The Nordhaus & Shellenberger piece certainly has kicked up a lot of dust, including from someone whose work I normally enjoy. Tom Toles issued his own ranting screed at the Washington Post yesterday. It includes most of the same over-the-top grousing about the N&S piece as other writers. But it includes a couple of things I’d like to highlight for additional discussion.
The ‘concern’ is that as a tactic it can ‘backfire’ and not win over conservatives to climate change action. Not win over conservatives! The article doesn’t place ALL the blame on faulty environmentalist tactics. It pauses to include what may be the most understated disclaimer in history: “Other factors contributed. Some conservatives and fossil-fuel interests questioned the link between carbon emissions and global warming.” Some! Really???

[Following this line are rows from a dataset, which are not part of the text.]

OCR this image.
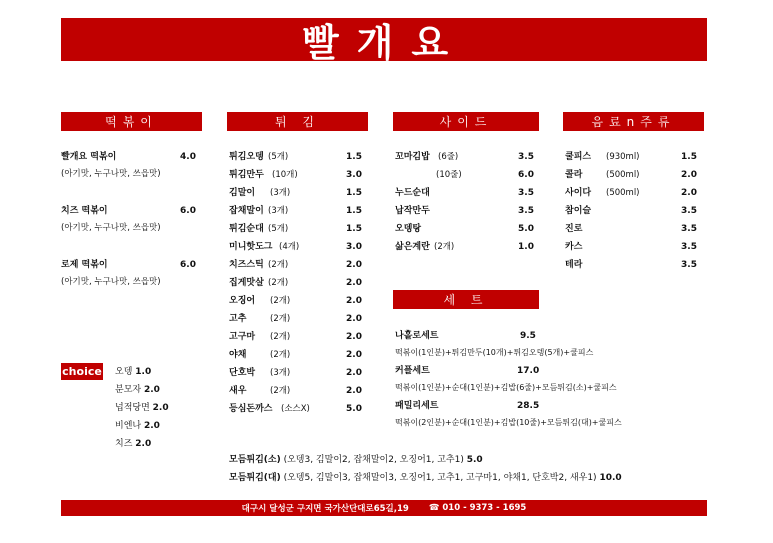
빨개요
떡볶이	튀 김	사이드	음료n주류
세 트
빨개요 떡볶이	4.0
(아기맛, 누구나맛, 쓰읍맛)
치즈 떡볶이	6.0
(아기맛, 누구나맛, 쓰읍맛)
로제 떡볶이	6.0
(아기맛, 누구나맛, 쓰읍맛)
choice 오뎅 1.0
분모자 2.0
넙적당면 2.0
비엔나 2.0
치즈 2.0
튀김오뎅 (5개)	1.5
튀김만두 (10개)	3.0
김말이 (3개)	1.5
잡채말이 (3개)	1.5
튀김순대 (5개)	1.5
미니핫도그 (4개)	3.0
치즈스틱 (2개)	2.0
집게맛살 (2개)	2.0
오징어 (2개)	2.0
고추	(2개)	2.0
고구마 (2개)	2.0
야채	(2개)	2.0
단호박 (3개)	2.0
새우	(2개)	2.0
등심돈까스 (소스X)	5.0
꼬마김밥 (6줄)	3.5
(10줄)	6.0
누드순대	3.5
납작만두	3.5
오뎅탕	5.0
삶은계란 (2개)	1.0
쿨피스 (930ml)	1.5
콜라	(500ml)	2.0
사이다 (500ml)	2.0
참이슬	3.5
진로	3.5
카스	3.5
테라	3.5
나홀로세트	9.5
떡볶이(1인분)+튀김만두(10개)+튀김오뎅(5개)+쿨피스
커플세트	17.0
떡볶이(1인분)+순대(1인분)+김밥(6줄)+모듬튀김(소)+쿨피스
패밀리세트	28.5
떡볶이(2인분)+순대(1인분)+김밥(10줄)+모듬튀김(대)+쿨피스
모듬튀김(소) (오뎅3, 김말이2, 잡채말이2, 오징어1, 고추1) 5.0
모듬튀김(대) (오뎅5, 김말이3, 잡채말이3, 오징어1, 고추1, 고구마1, 야채1, 단호박2, 새우1) 10.0
대구시 달성군 구지면 국가산단대로65길,19 ☎ 010 - 9373 - 1695
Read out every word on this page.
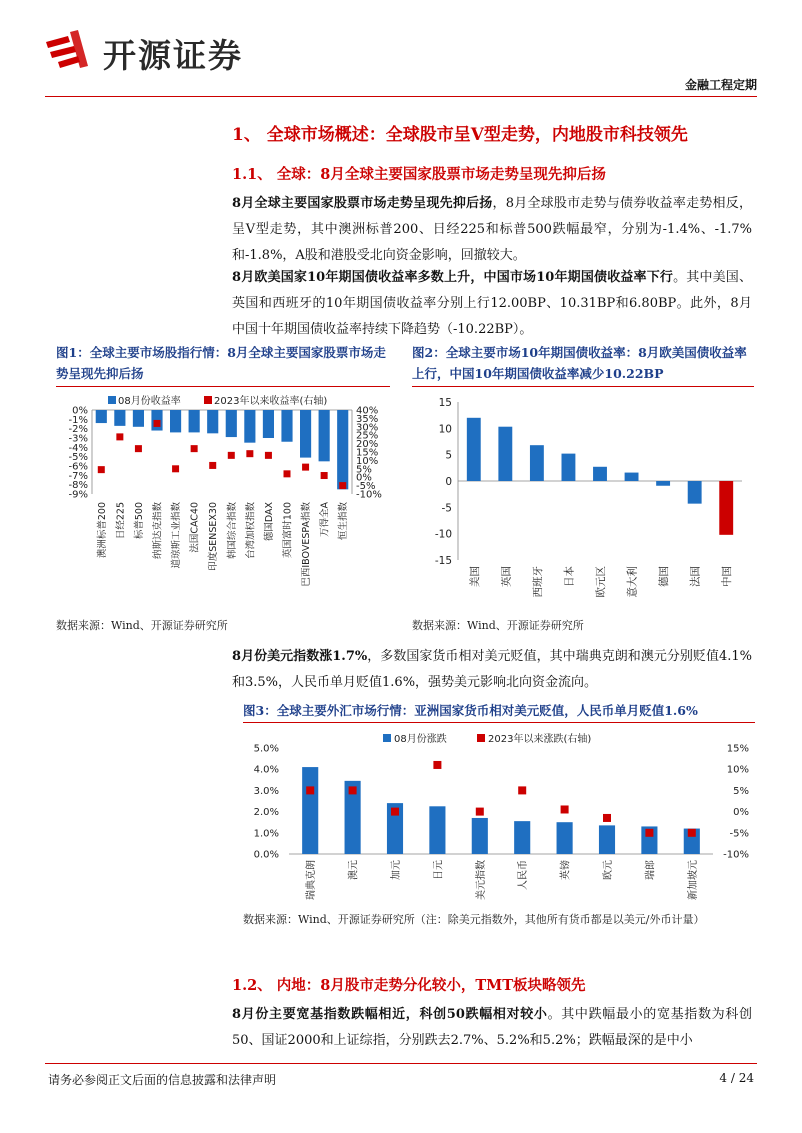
开源证券
金融工程定期
1、 全球市场概述：全球股市呈V型走势，内地股市科技领先
1.1、 全球：8月全球主要国家股票市场走势呈现先抑后扬
8月全球主要国家股票市场走势呈现先抑后扬，8月全球股市走势与债券收益率走势相反，呈V型走势，其中澳洲标普200、日经225和标普500跌幅最窄，分别为-1.4%、-1.7%和-1.8%，A股和港股受北向资金影响，回撤较大。
8月欧美国家10年期国债收益率多数上升，中国市场10年期国债收益率下行。其中美国、英国和西班牙的10年期国债收益率分别上行12.00BP、10.31BP和6.80BP。此外，8月中国十年期国债收益率持续下降趋势（-10.22BP）。
图1：全球主要市场股指行情：8月全球主要国家股票市场走势呈现先抑后扬
08月份收益率	2023年以来收益率(右轴)
0%
-1%
-2%
-3%
-4%
-5%
-6%
-7%
-8%
-9%
40%
35%
30%
25%
20%
15%
10%
5%
0%
-5%
-10%
澳洲标普200 日经225 标普500 纳斯达克指数 道琼斯工业指数 法国CAC40 印度SENSEX30 韩国综合指数 台湾加权指数 德国DAX 英国富时100 巴西IBOVESPA指数 万得全A 恒生指数
数据来源：Wind、开源证券研究所
图2：全球主要市场10年期国债收益率：8月欧美国债收益率上行，中国10年期国债收益率减少10.22BP
15
10
5
0
-5
-10
-15
美国 英国 西班牙 日本 欧元区 意大利 德国 法国 中国
数据来源：Wind、开源证券研究所
8月份美元指数涨1.7%，多数国家货币相对美元贬值，其中瑞典克朗和澳元分别贬值4.1%和3.5%，人民币单月贬值1.6%，强势美元影响北向资金流向。
图3：全球主要外汇市场行情：亚洲国家货币相对美元贬值，人民币单月贬值1.6%
08月份涨跌	2023年以来涨跌(右轴)
5.0%
4.0%
3.0%
2.0%
1.0%
0.0%
15%
10%
5%
0%
-5%
-10%
瑞典克朗	澳元	加元	日元	美元指数	人民币	英镑	欧元	瑞郎	新加坡元
数据来源：Wind、开源证券研究所（注：除美元指数外，其他所有货币都是以美元/外币计量）
1.2、 内地：8月股市走势分化较小，TMT板块略领先
8月份主要宽基指数跌幅相近，科创50跌幅相对较小。其中跌幅最小的宽基指数为科创50、国证2000和上证综指，分别跌去2.7%、5.2%和5.2%；跌幅最深的是中小
请务必参阅正文后面的信息披露和法律声明	4 / 24
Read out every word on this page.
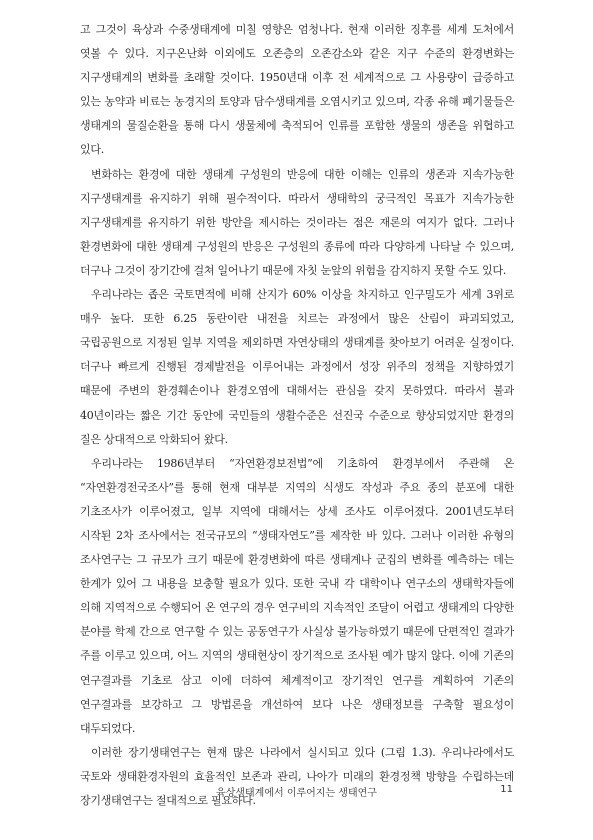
고 그것이 육상과 수중생태계에 미칠 영향은 엄청나다. 현재 이러한 징후를 세계 도처에서 엿볼 수 있다. 지구온난화 이외에도 오존층의 오존감소와 같은 지구 수준의 환경변화는 지구생태계의 변화를 초래할 것이다. 1950년대 이후 전 세계적으로 그 사용량이 급증하고 있는 농약과 비료는 농경지의 토양과 담수생태계를 오염시키고 있으며, 각종 유해 폐기물들은 생태계의 물질순환을 통해 다시 생물체에 축적되어 인류를 포함한 생물의 생존을 위협하고 있다.

변화하는 환경에 대한 생태계 구성원의 반응에 대한 이해는 인류의 생존과 지속가능한 지구생태계를 유지하기 위해 필수적이다. 따라서 생태학의 궁극적인 목표가 지속가능한 지구생태계를 유지하기 위한 방안을 제시하는 것이라는 점은 재론의 여지가 없다. 그러나 환경변화에 대한 생태계 구성원의 반응은 구성원의 종류에 따라 다양하게 나타날 수 있으며, 더구나 그것이 장기간에 걸쳐 일어나기 때문에 자칫 눈앞의 위험을 감지하지 못할 수도 있다.

우리나라는 좁은 국토면적에 비해 산지가 60% 이상을 차지하고 인구밀도가 세계 3위로 매우 높다. 또한 6.25 동란이란 내전을 치르는 과정에서 많은 산림이 파괴되었고, 국립공원으로 지정된 일부 지역을 제외하면 자연상태의 생태계를 찾아보기 어려운 실정이다. 더구나 빠르게 진행된 경제발전을 이루어내는 과정에서 성장 위주의 정책을 지향하였기 때문에 주변의 환경훼손이나 환경오염에 대해서는 관심을 갖지 못하였다. 따라서 불과 40년이라는 짧은 기간 동안에 국민들의 생활수준은 선진국 수준으로 향상되었지만 환경의 질은 상대적으로 악화되어 왔다.

우리나라는 1986년부터 “자연환경보전법”에 기초하여 환경부에서 주관해 온 “자연환경전국조사”를 통해 현재 대부분 지역의 식생도 작성과 주요 종의 분포에 대한 기초조사가 이루어졌고, 일부 지역에 대해서는 상세 조사도 이루어졌다. 2001년도부터 시작된 2차 조사에서는 전국규모의 “생태자연도”를 제작한 바 있다. 그러나 이러한 유형의 조사연구는 그 규모가 크기 때문에 환경변화에 따른 생태계나 군집의 변화를 예측하는 데는 한계가 있어 그 내용을 보충할 필요가 있다. 또한 국내 각 대학이나 연구소의 생태학자들에 의해 지역적으로 수행되어 온 연구의 경우 연구비의 지속적인 조달이 어렵고 생태계의 다양한 분야를 학제 간으로 연구할 수 있는 공동연구가 사실상 불가능하였기 때문에 단편적인 결과가 주를 이루고 있으며, 어느 지역의 생태현상이 장기적으로 조사된 예가 많지 않다. 이에 기존의 연구결과를 기초로 삼고 이에 더하여 체계적이고 장기적인 연구를 계획하여 기존의 연구결과를 보강하고 그 방법론을 개선하여 보다 나은 생태정보를 구축할 필요성이 대두되었다.

이러한 장기생태연구는 현재 많은 나라에서 실시되고 있다 (그림 1.3). 우리나라에서도 국토와 생태환경자원의 효율적인 보존과 관리, 나아가 미래의 환경정책 방향을 수립하는데 장기생태연구는 절대적으로 필요하다.

육상생태계에서 이루어지는 생태연구	11
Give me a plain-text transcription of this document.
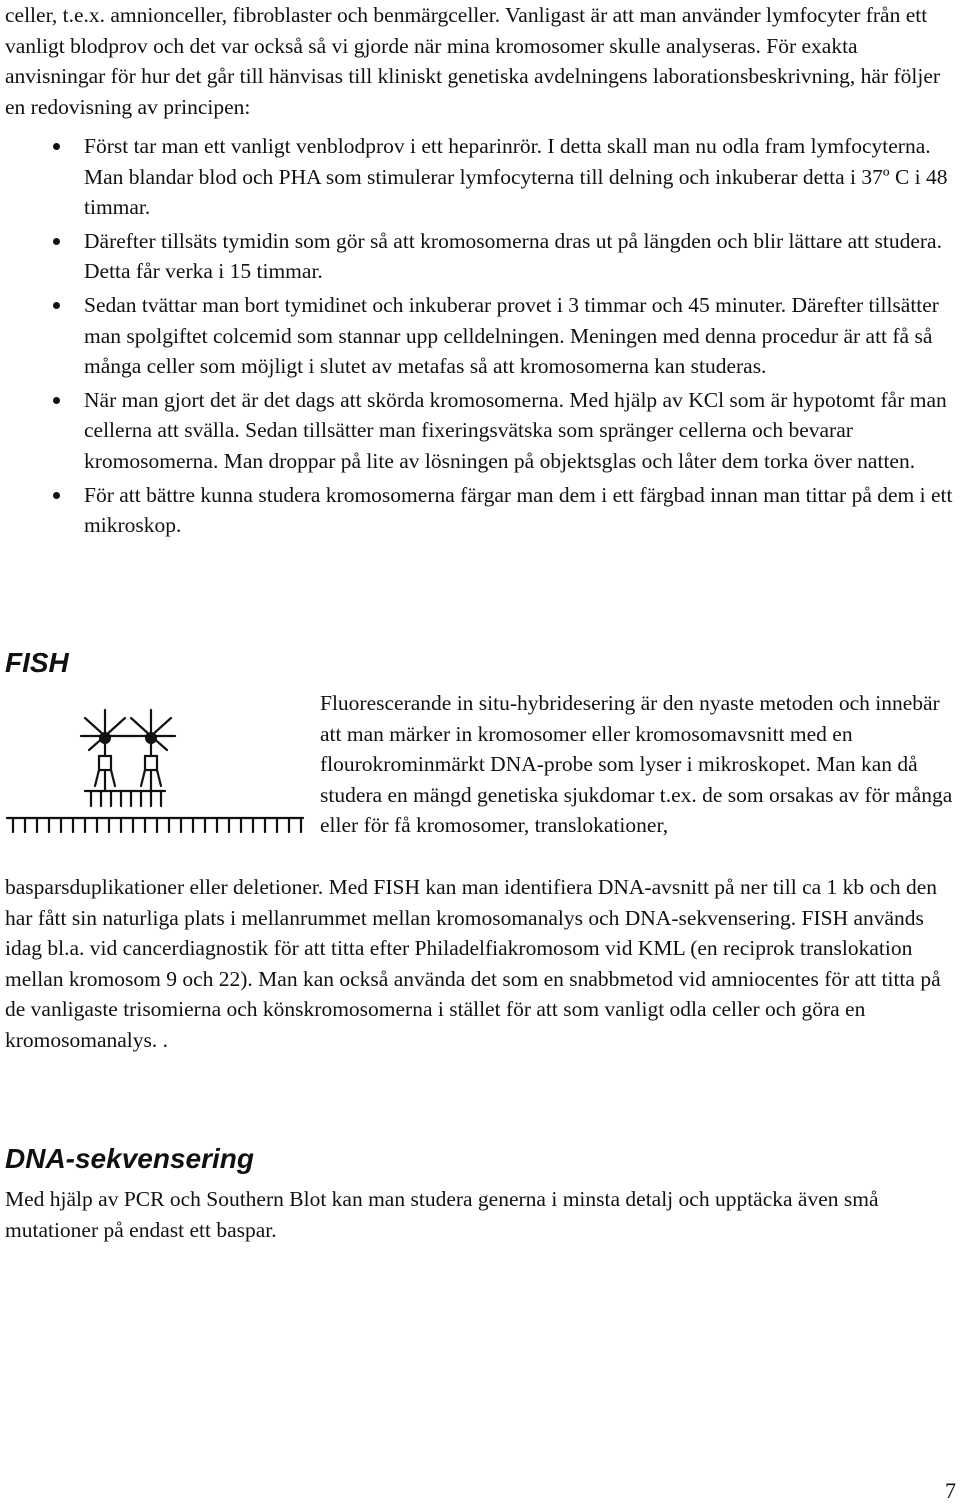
celler, t.e.x. amnionceller, fibroblaster och benmärgceller. Vanligast är att man använder lymfocyter från ett vanligt blodprov och det var också så vi gjorde när mina kromosomer skulle analyseras. För exakta anvisningar för hur det går till hänvisas till kliniskt genetiska avdelningens laborationsbeskrivning, här följer en redovisning av principen:

Först tar man ett vanligt venblodprov i ett heparinrör. I detta skall man nu odla fram lymfocyterna. Man blandar blod och PHA som stimulerar lymfocyterna till delning och inkuberar detta i 37º C i 48 timmar.
Därefter tillsäts tymidin som gör så att kromosomerna dras ut på längden och blir lättare att studera. Detta får verka i 15 timmar.
Sedan tvättar man bort tymidinet och inkuberar provet i 3 timmar och 45 minuter. Därefter tillsätter man spolgiftet colcemid som stannar upp celldelningen. Meningen med denna procedur är att få så många celler som möjligt i slutet av metafas så att kromosomerna kan studeras.
När man gjort det är det dags att skörda kromosomerna. Med hjälp av KCl som är hypotomt får man cellerna att svälla. Sedan tillsätter man fixeringsvätska som spränger cellerna och bevarar kromosomerna. Man droppar på lite av lösningen på objektsglas och låter dem torka över natten.
För att bättre kunna studera kromosomerna färgar man dem i ett färgbad innan man tittar på dem i ett mikroskop.
FISH

Fluorescerande in situ-hybridesering är den nyaste metoden och innebär att man märker in kromosomer eller kromosomavsnitt med en flourokrominmärkt DNA-probe som lyser i mikroskopet. Man kan då studera en mängd genetiska sjukdomar t.ex. de som orsakas av för många eller för få kromosomer, translokationer,

basparsduplikationer eller deletioner. Med FISH kan man identifiera DNA-avsnitt på ner till ca 1 kb och den har fått sin naturliga plats i mellanrummet mellan kromosomanalys och DNA-sekvensering. FISH används idag bl.a. vid cancerdiagnostik för att titta efter Philadelfiakromosom vid KML (en reciprok translokation mellan kromosom 9 och 22). Man kan också använda det som en snabbmetod vid amniocentes för att titta på de vanligaste trisomierna och könskromosomerna i stället för att som vanligt odla celler och göra en kromosomanalys. .

DNA-sekvensering

Med hjälp av PCR och Southern Blot kan man studera generna i minsta detalj och upptäcka även små mutationer på endast ett baspar.

7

At what point will people realize that if we nullify conservative’s work against climate action, then the very thing Toles and others claim to care about so deeply will finally happen: widespread and robust climate action?! No, Tom is right. We should continue the same strategies that failed for 30+ years, because one day, gosh darn it, they’ll magically work. It’s quite simple really: identify and work via values and tactics that resonate with conservatives to achieve the same goal that working via different values and tactics that resonate with liberals. This is where tribalism rears its ugly head big time. Instead of recognizing inherent worldview differences and expending effort to talk to conservatives differently than liberals, it is much easier to shut your brain down and scream about how conservatives are “others” and should therefore be banned from all decision-making. What a wonderful strategy! Obviously it’s worked since so many conservatives are voting for carbon taxes and setting up subsidies for renewable energy and … that’s right, none of that is happening, is it?
N&S pointed out that many environmentalists work against their stated goals by purposefully shutting out 1/3 of the population. That doesn’t sit well with Toles or Romm or many others.
Here is the second thing Toles writes that irks me:
If environmentalists aren’t careful, it says, sufficient support for an adequate policy response might go away. Go away! As though it was ever even close to being there in the first place. They cite Al Gore’s 2006 ‘Inconvenient Truth’ as contributing to backlash and division. Do they think no one has any memory whatsoever? Let me remind those who don’t. Before “Inconvenient Truth’ there was close to ZERO widespread public concern about climate change.
How close to ZERO was there, Tom? Let’s check the first thing that comes up when I Google search ‘global warming polling 1980’:
Well, would you look at that – somebody polled Americans for decades now – who would have thought? It turns out that 50-72% of Americans worrying a great deal or a fair amount is close to ZERO in Tom’s world. That’s enlightening. Gore released “An Inconvenient Truth” in early 2006. In Gallup polling, worry jumped from 51% in 2004 to 62% in 2006 and 66% in 2008. So yes, Truth likely brought American’s attention back to the issue in a way that other efforts did not. Note however a couple of things this time series shows us: support was higher in 1999 and 2000 than 2008. So Truth wasn’t the most effective strategy. Also, worry post-2008 fell back to 2004 levels: 51%. Worry was falling in 2009 – when Waxman and Markey were writing their cap-and-trade legislation – through 2010 – when the legislation failed to pass Congress. That was despite having a Democratic President and a Democratic-led House and Senate. That combination will not repeat itself any time soon. So what should liberals do? Find alternate tactics to motivate conservatives instead of denigrating and alienating them? That sounds crazy to me.
Gallup’s page has plenty of other interesting results to chew over. I will include one more in this post for illustrative purposes because it gets at the heart of what N&S really wrote about. Gallup started asking in 1997 whether people thought global warming was a threat in their lifetime. Guess what the majority answer was. That’s right: most people said “no”. Most people (50%-69%) hold this belief at the same time they believe that global warming is real, that human activities cause it, and that news reports on it are correct, if not underestimated.
What does that mean? It means that people view the problem as a distant threat that will impact others before Americans. There is scientific truth behind this belief. The first reports of impacts were on Asians and Africans. Those same populations will continue to be disproportionately affected in the coming decades, as the IPCC AR5 reported this year.
N&S’s post was an attempt to change this perception. If scientists employ “communications approaches that take account of individuals’ personal points of reference (e.g., based on an understanding and appreciation of their values, attitudes, beliefs, local environment, and experiences) are more likely to meaningfully engage individuals with climate change,” more people are likely to view climate change as a direct threat to their own lives. If that happens, support for climate action will break through traditional barriers. But I guess Toles, Romm, and others aren’t really interested in that. They’re interested in this topic on ideological grounds: so long as liberals beat conservatives and people with slightly different worldviews, they’re happy.